Moreover, Syrrako and Kalarrites are car-free villages. Blissfully free of motorcycles the area remains endearingly time-wraped, as all type of vehicles must be left in the parking lot aka the entrance of each village. In Syrrako, goods are being transported via small crawler handling machines, whereas in Kalarrites donkeys are hauled to transport any type of cargo led by one of the last of the Greek muleteers.
In the region holding a crook is a necessity and not only folklore landmark.
This duo of Vlach villages are acknowledged for the big stone mansions with the arched exterior entrances and the stack of shale slabs on top, the fountains and bridges as well as the stone cobblestone steeping streets.
Designated traditional villages of Tzoumerka since 1978, Syrrako and Kalarrites are outstanding examples of the well-preserved architecture of Epirus in the southern hemisphere of the prefecture of Ioannina
(mostly found in the settlements of Zagorochoria).
Most of the elders speak, Vlachika (Aromanian language) an unwritten dialect of Latin origin, as well as Greek.
Some historians theorize that the Vlachs are descendants of Roman troops, who were stationed in the area. Also, Vlachika has been characterized an endangered ancient oral language that survived throughout centuries.

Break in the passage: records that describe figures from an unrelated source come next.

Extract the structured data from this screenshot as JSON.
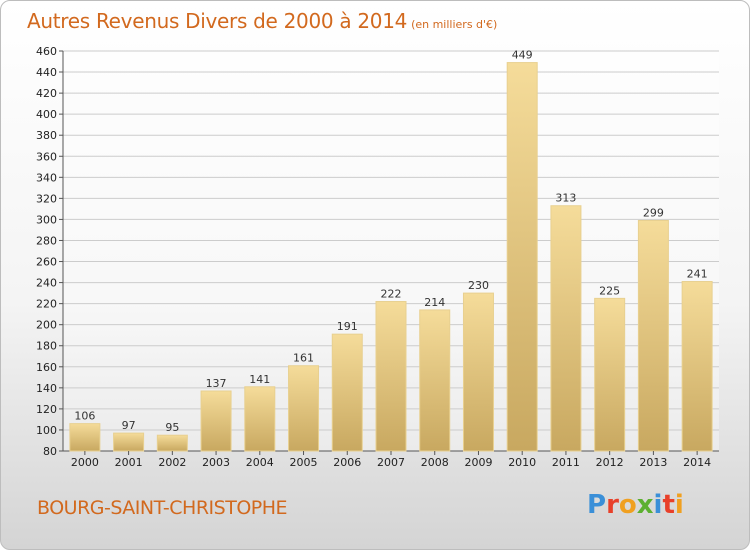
{
  "header": {
    "title": "Autres Revenus Divers de 2000 à 2014",
    "subtitle": "(en milliers d'€)"
  },
  "footer": {
    "location": "BOURG-SAINT-CHRISTOPHE",
    "logo": {
      "letters": [
        "P",
        "r",
        "o",
        "x",
        "i",
        "t",
        "i"
      ],
      "colors": [
        "#3a8fd8",
        "#e8402a",
        "#f0a020",
        "#5cb030",
        "#3a8fd8",
        "#e8402a",
        "#f0a020"
      ]
    }
  },
  "colors": {
    "title": "#d2691e",
    "bar_light": "#f5dc9a",
    "bar_dark": "#c8a860",
    "grid": "#cccccc"
  },
  "chart_data": {
    "type": "bar",
    "categories": [
      "2000",
      "2001",
      "2002",
      "2003",
      "2004",
      "2005",
      "2006",
      "2007",
      "2008",
      "2009",
      "2010",
      "2011",
      "2012",
      "2013",
      "2014"
    ],
    "values": [
      106,
      97,
      95,
      137,
      141,
      161,
      191,
      222,
      214,
      230,
      449,
      313,
      225,
      299,
      241
    ],
    "ylim": [
      80,
      460
    ],
    "yticks": [
      80,
      100,
      120,
      140,
      160,
      180,
      200,
      220,
      240,
      260,
      280,
      300,
      320,
      340,
      360,
      380,
      400,
      420,
      440,
      460
    ],
    "grid": true,
    "xlabel": "",
    "ylabel": ""
  }
}
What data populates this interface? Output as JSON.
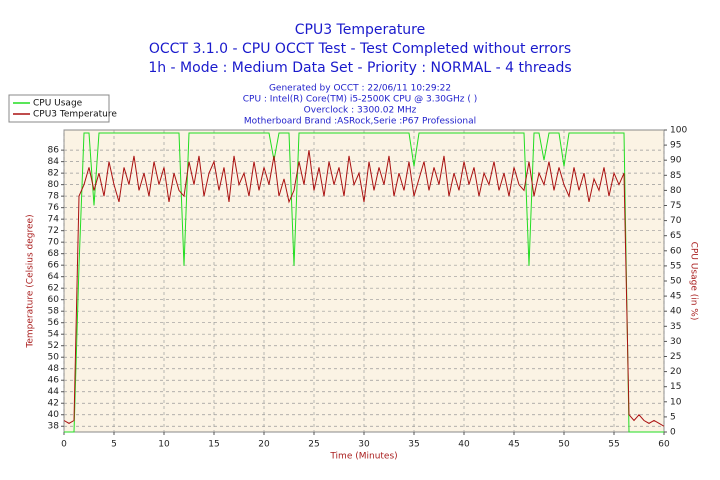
{
  "chart_data": {
    "type": "line",
    "title": "CPU3 Temperature",
    "subtitle": "OCCT 3.1.0 - CPU OCCT Test - Test Completed without errors",
    "subtitle2": "1h - Mode : Medium Data Set - Priority : NORMAL - 4 threads",
    "info": [
      "Generated by OCCT : 22/06/11 10:29:22",
      "CPU : Intel(R) Core(TM) i5-2500K CPU @ 3.30GHz (  )",
      "Overclock : 3300.02 MHz",
      "Motherboard Brand :ASRock,Serie :P67 Professional"
    ],
    "x_label": "Time (Minutes)",
    "y_label": "Temperature (Celsius degree)",
    "y2_label": "CPU Usage (in %)",
    "x": [
      0,
      0.5,
      1,
      1.5,
      2,
      2.5,
      3,
      3.5,
      4,
      4.5,
      5,
      5.5,
      6,
      6.5,
      7,
      7.5,
      8,
      8.5,
      9,
      9.5,
      10,
      10.5,
      11,
      11.5,
      12,
      12.5,
      13,
      13.5,
      14,
      14.5,
      15,
      15.5,
      16,
      16.5,
      17,
      17.5,
      18,
      18.5,
      19,
      19.5,
      20,
      20.5,
      21,
      21.5,
      22,
      22.5,
      23,
      23.5,
      24,
      24.5,
      25,
      25.5,
      26,
      26.5,
      27,
      27.5,
      28,
      28.5,
      29,
      29.5,
      30,
      30.5,
      31,
      31.5,
      32,
      32.5,
      33,
      33.5,
      34,
      34.5,
      35,
      35.5,
      36,
      36.5,
      37,
      37.5,
      38,
      38.5,
      39,
      39.5,
      40,
      40.5,
      41,
      41.5,
      42,
      42.5,
      43,
      43.5,
      44,
      44.5,
      45,
      45.5,
      46,
      46.5,
      47,
      47.5,
      48,
      48.5,
      49,
      49.5,
      50,
      50.5,
      51,
      51.5,
      52,
      52.5,
      53,
      53.5,
      54,
      54.5,
      55,
      55.5,
      56,
      56.5,
      57,
      57.5,
      58,
      58.5,
      59,
      59.5,
      60
    ],
    "series": [
      {
        "name": "CPU Usage",
        "color": "#22dd22",
        "axis": "y2",
        "values": [
          0,
          0,
          0,
          55,
          99,
          99,
          75,
          99,
          99,
          99,
          99,
          99,
          99,
          99,
          99,
          99,
          99,
          99,
          99,
          99,
          99,
          99,
          99,
          99,
          55,
          99,
          99,
          99,
          99,
          99,
          99,
          99,
          99,
          99,
          99,
          99,
          99,
          99,
          99,
          99,
          99,
          99,
          90,
          99,
          99,
          99,
          55,
          99,
          99,
          99,
          99,
          99,
          99,
          99,
          99,
          99,
          99,
          99,
          99,
          99,
          99,
          99,
          99,
          99,
          99,
          99,
          99,
          99,
          99,
          99,
          88,
          99,
          99,
          99,
          99,
          99,
          99,
          99,
          99,
          99,
          99,
          99,
          99,
          99,
          99,
          99,
          99,
          99,
          99,
          99,
          99,
          99,
          99,
          55,
          99,
          99,
          90,
          99,
          99,
          99,
          88,
          99,
          99,
          99,
          99,
          99,
          99,
          99,
          99,
          99,
          99,
          99,
          99,
          0,
          0,
          0,
          0,
          0,
          0,
          0,
          0
        ]
      },
      {
        "name": "CPU3 Temperature",
        "color": "#aa1111",
        "values": [
          39,
          38.5,
          39,
          78,
          80,
          83,
          79,
          82,
          78,
          84,
          80,
          77,
          83,
          80,
          85,
          79,
          82,
          78,
          84,
          80,
          83,
          77,
          82,
          79,
          78,
          84,
          80,
          85,
          78,
          82,
          84,
          79,
          83,
          77,
          85,
          80,
          82,
          78,
          84,
          79,
          83,
          80,
          85,
          78,
          81,
          77,
          79,
          84,
          80,
          86,
          79,
          83,
          78,
          84,
          80,
          83,
          78,
          85,
          80,
          82,
          77,
          84,
          79,
          83,
          80,
          85,
          78,
          82,
          79,
          84,
          78,
          81,
          84,
          79,
          83,
          80,
          85,
          78,
          82,
          79,
          84,
          80,
          83,
          78,
          82,
          80,
          84,
          79,
          82,
          78,
          83,
          80,
          79,
          84,
          78,
          82,
          80,
          84,
          79,
          83,
          80,
          78,
          83,
          79,
          82,
          77,
          81,
          79,
          83,
          78,
          82,
          80,
          82,
          40,
          39,
          40,
          39,
          38.5,
          39,
          38.5,
          38
        ]
      }
    ],
    "xlim": [
      0,
      60
    ],
    "xticks": [
      0,
      5,
      10,
      15,
      20,
      25,
      30,
      35,
      40,
      45,
      50,
      55,
      60
    ],
    "ylim": [
      37,
      89.5
    ],
    "yticks": [
      38,
      40,
      42,
      44,
      46,
      48,
      50,
      52,
      54,
      56,
      58,
      60,
      62,
      64,
      66,
      68,
      70,
      72,
      74,
      76,
      78,
      80,
      82,
      84,
      86
    ],
    "y2lim": [
      0,
      100
    ],
    "y2ticks": [
      0,
      5,
      10,
      15,
      20,
      25,
      30,
      35,
      40,
      45,
      50,
      55,
      60,
      65,
      70,
      75,
      80,
      85,
      90,
      95,
      100
    ],
    "grid": true,
    "legend": "top-left"
  }
}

Karrrites since the 18th century served as silversmithing hub for the Balkans, whilst Syrrako was known for its dressmakers, who were mainly processing wool and producing fabrics. In reality, this was also the place where naval jackets made of goat yarn (tragomallo) and raincoats were created.
The family of the world’s largest luxury-goods company, Bulgari, is humbly hailing from the region, where they particularly opened a small shop back in 1819, the springboard of the iconic brand at this day.
These Epirus mavericks of commerce also managed to supply 25,000 waterproof capes to Army of Naples.
The ancient art of silversmithing was developed in Kalarrites. The production was divided into two facets, the ecclesiastical ornaments and relics, and the secular objects.
However, the nomads of Syrrako and Kalarrites they mainly dealt with animal husbandry. On May, local flocks are climbing the grazing lands at some of the steeper sections of the mountain to move down to the safety of their village plains and back into civilization just around mid October. Throughout the endless journey that is winter pasture, peasant are moving alongside their families and transporting their whole household as well as timber and hay, using donkeys and mules.
The effects of high altitude differences (from 144 meters to 2,429 meters), the abudance of water, and the rich vegetation and wildlife, have created an ecosystem of great value. The National Park of Tzoumerka (Peristeri and Arachthos gorge) was established in 2009 in order to protect this pristine land and waterscape. Also, there are more parts in the region that belong to the network of NATURA 2000.
Characteristically found in the region, butsiko, is a small native breed of sheep with a protected designation and sponsored by the European Union. Regarded as an upgrading of the typical Vlach sheep, butsiko belongs to a very thrifty breed with thin and short limbs. Nowadays, approximately 15.000 sheep and goats graze in the mountains of Tzoumerka.
The list of birds recorded in the region is: hornbills, partridges, woodcocks, grouses, petrochelidons, goldfinch, quails, thrushes, booted eagles, hawks, wagtails, bearded vultures, and many others.
The mammals that reside here are: otters, wolves, bears, wild cats, wild goats, foxes, badgers and hares.
The reptiles recorded in the area are the threatened species of the meadow viper, as well as the European viper, salamander and others.
One of the ten in total fish species residing in the region is the trout from Kalarrytes living in the river of Kalarritikos.
There is a tourist center in Pramanta, in which the visitor can grab a map, get to know more about the flora and fauna of the region and get some info of the area or any related events.
Apart from Syrrako and Kalarrites
other settlements belonging to the municipality of North Tzoumerka are: the largest hamlet of all as well as the seat of the borough, Pramanta, which serves as the “capital” of the villages.